Certainly every family has its idiosyncratic foodways, and of course we're part of them ourselves-- they don't arrive despite us. Possibly I belong to the only family where people ate mashed potatoes for dinner, with a side of meat (chicken, cube steak, meatload, whatever) because my sheer love of mashed potatoes meant I would demand that for dinner, and then whatever else my mother wanted to make with it.
When I think about forbidden food, I think about "junk juice." It's apparently called "Little Hug," that juice you get in a barrel:
I still remember being in a grocery store with my mother and seeing pallets of the stuff by the checkout lane and asking for it. "Oh you don't want that," my mom said, "that's junk juice." So in the way you do at that age, I was convinced it was actually called junk juice for years, maybe not until high school did I learn that wasn't the case, and I still think of it being called that. I did tell my wife about this a few years ago, and she bought some for me, and I learned that despite my pining for this forbidden pleasure all these years, it actually really wasn't very good. Also I kind of felt guilty.
Speaking of guilt, if there was one unbreakable rule in my family, it was that you didn't buy pop in a restaurant. As far as my parents were concerned, it was a straight line from buying pop to a life of poverty. (And maybe, if you have a family of five being supported on one income, that's true.) No combo meals in our family: you bought a couple things off the dollar menu and got a cup of water.
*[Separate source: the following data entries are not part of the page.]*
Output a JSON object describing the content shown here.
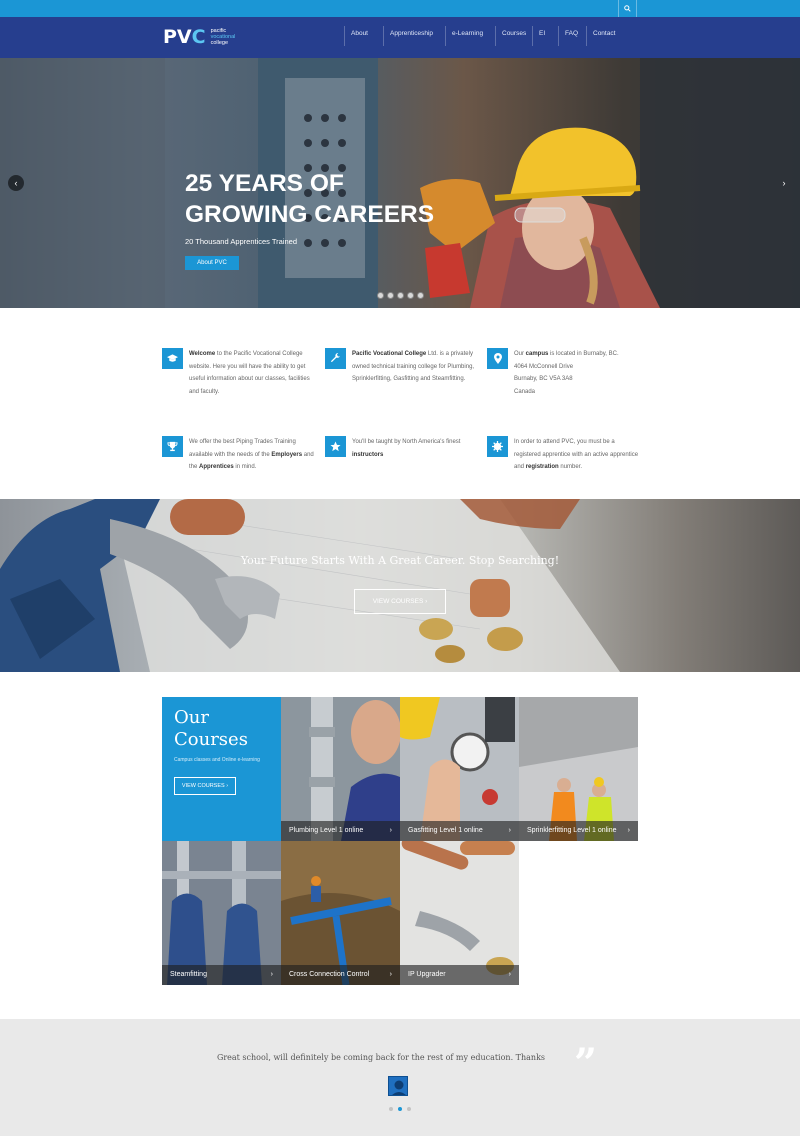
{
  "header": {
    "logo_mark_left": "PV",
    "logo_mark_right": "C",
    "logo_line1": "pacific",
    "logo_line2": "vocational",
    "logo_line3": "college",
    "nav": [
      "About",
      "Apprenticeship",
      "e-Learning",
      "Courses",
      "EI",
      "FAQ",
      "Contact"
    ]
  },
  "hero": {
    "title_line1": "25 YEARS OF",
    "title_line2": "GROWING CAREERS",
    "subtitle": "20 Thousand Apprentices Trained",
    "button": "About PVC",
    "slide_count": 5
  },
  "features": [
    {
      "icon": "graduation-cap-icon",
      "bold": "Welcome",
      "text": " to the Pacific Vocational College website. Here you will have the ability to get useful information about our classes, facilities and faculty."
    },
    {
      "icon": "wrench-icon",
      "bold": "Pacific Vocational College",
      "text": " Ltd. is a privately owned technical training college for Plumbing, Sprinklerfitting, Gasfitting and Steamfitting."
    },
    {
      "icon": "map-pin-icon",
      "pre": "Our ",
      "bold": "campus",
      "text": " is located in Burnaby, BC.",
      "lines": [
        "4064 McConnell Drive",
        "Burnaby, BC V5A 3A8",
        "Canada"
      ]
    },
    {
      "icon": "trophy-icon",
      "pre": "We offer the best Piping Trades Training available with the needs of the ",
      "bold": "Employers",
      "mid": " and the ",
      "bold2": "Apprentices",
      "text": " in mind."
    },
    {
      "icon": "star-icon",
      "pre": "You'll be taught by North America's finest ",
      "bold": "instructors",
      "text": ""
    },
    {
      "icon": "badge-icon",
      "pre": "In order to attend PVC, you must be a registered apprentice with an active apprentice and ",
      "bold": "registration",
      "text": " number."
    }
  ],
  "cta": {
    "title": "Your Future Starts With A Great Career. Stop Searching!",
    "button": "VIEW COURSES",
    "button_chevron": "›"
  },
  "courses": {
    "title_line1": "Our",
    "title_line2": "Courses",
    "subtitle": "Campus classes and Online e-learning",
    "button": "VIEW COURSES",
    "items": [
      {
        "label": "Plumbing Level 1 online"
      },
      {
        "label": "Gasfitting Level 1 online"
      },
      {
        "label": "Sprinklerfitting Level 1 online"
      },
      {
        "label": "Steamfitting"
      },
      {
        "label": "Cross Connection Control"
      },
      {
        "label": "IP Upgrader"
      }
    ]
  },
  "testimonial": {
    "quote": "Great school, will definitely be coming back for the rest of my education. Thanks",
    "quote_mark": "”",
    "slide_count": 3,
    "active_slide": 2
  },
  "colors": {
    "accent": "#1b96d5",
    "header": "#263e8e",
    "testimonial_bg": "#e9e9e9"
  }
}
Of course we chafed under this for years, but my father was resolute, reminding us that for the cost of a glass of Coke in a restaurant you get get a whole two-liter of Big K Cola.
This I internalized too, to the extent that in high school I'd go out with my friends to White Castle or whatever and be unable to order pop, just thinking of the disapproval radiating from my father. I just couldn't bring myself to do it. I guess we do all become our parents, whether we like it or not.
Well, maybe not. One thing we had without fail as children with dinner was a glass of milk. Specifically skim milk. Now people tell me that skim milk is the most terrible form of milk, but having been raised on it, my main conclusion is that it makes you hate all milk. Skim milk itself is no fun to drink, but having been raised on skim, all other forms of milk are cloyingly thick. (On those rare occasions we would buy chocolate milk, we would mix it 50/50 with skim milk to thin it out.)
When I moved out on my own, I dutifully bought a half-gallon of skim milk and drank a glass of it with dinner every night. I still wasn't enjoying the experience anymore than I had for the previous twenty-three years of my life. After about a month, I think, it dawned on me: No one is making me do this anymore. So I stopped drinking milk, stopped feeling guilty, and I've been much happier ever since. Will I inflict it upon my own children? I guess I will cross that bridge when I come to it.
It wasn't all bad when it came to beverages in my family, though. Sometimes my father would treat us to vanilla milk, a mysterious beverage only he could make, consisting of milk, vanilla, sugar, and a "secret ingredient" that meant we could never make it on our own. Now that stuff is delicious, but because my father has never revealed the secret, I can't make it for myself.
#554: What messages about food and eating have you learned from your family?